About the problems in education, you already know. They dominate each day’s headlines, a routine dose of doom and gloom. But it’s heartening, in spite of those challenges, to be reminded that we still close each school year with applause, a hearty ovation for the distance that young minds have managed to travel from the close of one summer to the beginning of another one.

All of this came to mind last week as my wife and I joined other parents at a ceremony to mark the end of our son’s fifth-grade year. His grade included 75 students, which translated, by my rough estimate, into at least 200 awards or citations of one sort or another to recognize what the children had accomplished.
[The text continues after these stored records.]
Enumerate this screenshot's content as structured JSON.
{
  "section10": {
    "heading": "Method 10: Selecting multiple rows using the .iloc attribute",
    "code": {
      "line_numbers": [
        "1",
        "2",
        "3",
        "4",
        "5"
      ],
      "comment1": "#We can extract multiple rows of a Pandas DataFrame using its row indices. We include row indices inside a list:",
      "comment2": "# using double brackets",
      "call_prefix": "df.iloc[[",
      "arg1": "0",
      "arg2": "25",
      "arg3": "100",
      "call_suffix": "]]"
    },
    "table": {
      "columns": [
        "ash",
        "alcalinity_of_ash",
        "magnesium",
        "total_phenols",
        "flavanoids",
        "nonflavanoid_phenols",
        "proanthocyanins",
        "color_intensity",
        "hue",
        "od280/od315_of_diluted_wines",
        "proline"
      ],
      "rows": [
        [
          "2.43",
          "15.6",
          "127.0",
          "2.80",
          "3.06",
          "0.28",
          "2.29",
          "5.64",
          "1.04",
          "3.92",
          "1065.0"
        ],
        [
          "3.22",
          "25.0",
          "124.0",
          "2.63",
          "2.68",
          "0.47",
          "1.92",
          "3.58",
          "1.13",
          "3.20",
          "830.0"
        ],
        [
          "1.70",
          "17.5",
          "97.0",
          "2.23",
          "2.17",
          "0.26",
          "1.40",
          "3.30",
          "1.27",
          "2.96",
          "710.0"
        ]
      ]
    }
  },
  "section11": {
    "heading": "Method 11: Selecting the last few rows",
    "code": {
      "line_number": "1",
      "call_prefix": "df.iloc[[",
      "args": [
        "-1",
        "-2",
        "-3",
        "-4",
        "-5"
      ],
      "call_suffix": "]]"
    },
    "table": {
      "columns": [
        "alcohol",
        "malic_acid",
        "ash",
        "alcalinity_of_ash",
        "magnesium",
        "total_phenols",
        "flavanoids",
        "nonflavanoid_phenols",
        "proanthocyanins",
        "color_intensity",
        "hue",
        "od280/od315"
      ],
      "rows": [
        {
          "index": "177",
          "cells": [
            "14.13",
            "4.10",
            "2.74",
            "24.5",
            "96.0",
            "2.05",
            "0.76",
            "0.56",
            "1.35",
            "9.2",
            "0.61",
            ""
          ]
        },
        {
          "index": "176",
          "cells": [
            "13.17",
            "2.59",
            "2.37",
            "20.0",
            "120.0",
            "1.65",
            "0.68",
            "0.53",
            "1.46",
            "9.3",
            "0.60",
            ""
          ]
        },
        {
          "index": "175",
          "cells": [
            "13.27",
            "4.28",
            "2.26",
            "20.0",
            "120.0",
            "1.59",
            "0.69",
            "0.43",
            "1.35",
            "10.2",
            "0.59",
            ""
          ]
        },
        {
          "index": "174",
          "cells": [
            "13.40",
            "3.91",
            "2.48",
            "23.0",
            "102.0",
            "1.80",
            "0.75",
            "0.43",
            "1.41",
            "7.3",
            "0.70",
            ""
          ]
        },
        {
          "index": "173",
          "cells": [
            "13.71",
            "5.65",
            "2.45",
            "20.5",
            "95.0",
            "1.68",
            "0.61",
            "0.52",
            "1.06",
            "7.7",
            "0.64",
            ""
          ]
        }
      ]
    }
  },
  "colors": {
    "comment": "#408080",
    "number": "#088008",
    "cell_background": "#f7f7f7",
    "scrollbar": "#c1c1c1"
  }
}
Parenthood, I have learned, involves a lot of clapping — not only for your own son or daughter, but for their friends, team members and classmates who do well. The palms and forearms can get a little tired by the middle of a little league game, commencement or performance; the applause can taper off as parental stamina lags. But the duty remains to put our hands together for some young heart waiting to be filled with the acclamation of an audience, for a boy or girl who needs to know we’re cheering for them.

At my son’s program, a young man crossed the stage to be recognized by the school librarian for the progress he’d made as a reader. The librarian explained the obstacles the student had faced — and his perseverance in pressing on. From the back of the room, an admiring adult — perhaps it was the boy’s father — rose from his seat in a surge of emotion, clapping and shouting with an enthusiasm normally reserved for sporting arenas when the home team scores. If more of us lavished as much applause on young readers as we do on professional athletes, I thought to myself, then literacy scores across our city would probably skyrocket.

Another student, a young woman, took her turn in the spotlight for the progress she’d made from a lackluster and indifferent student into a learner of great promise. Clapping, then clapping some more, I sensed myself rising to my feet, as if levitated by the moment. Looking around me, I saw other parents standing, too, also lifted by the wave of acclaim sweeping the room.

Our clapping cost us nothing. But maybe, or so I hoped, the young folks on the stage would remember it forever.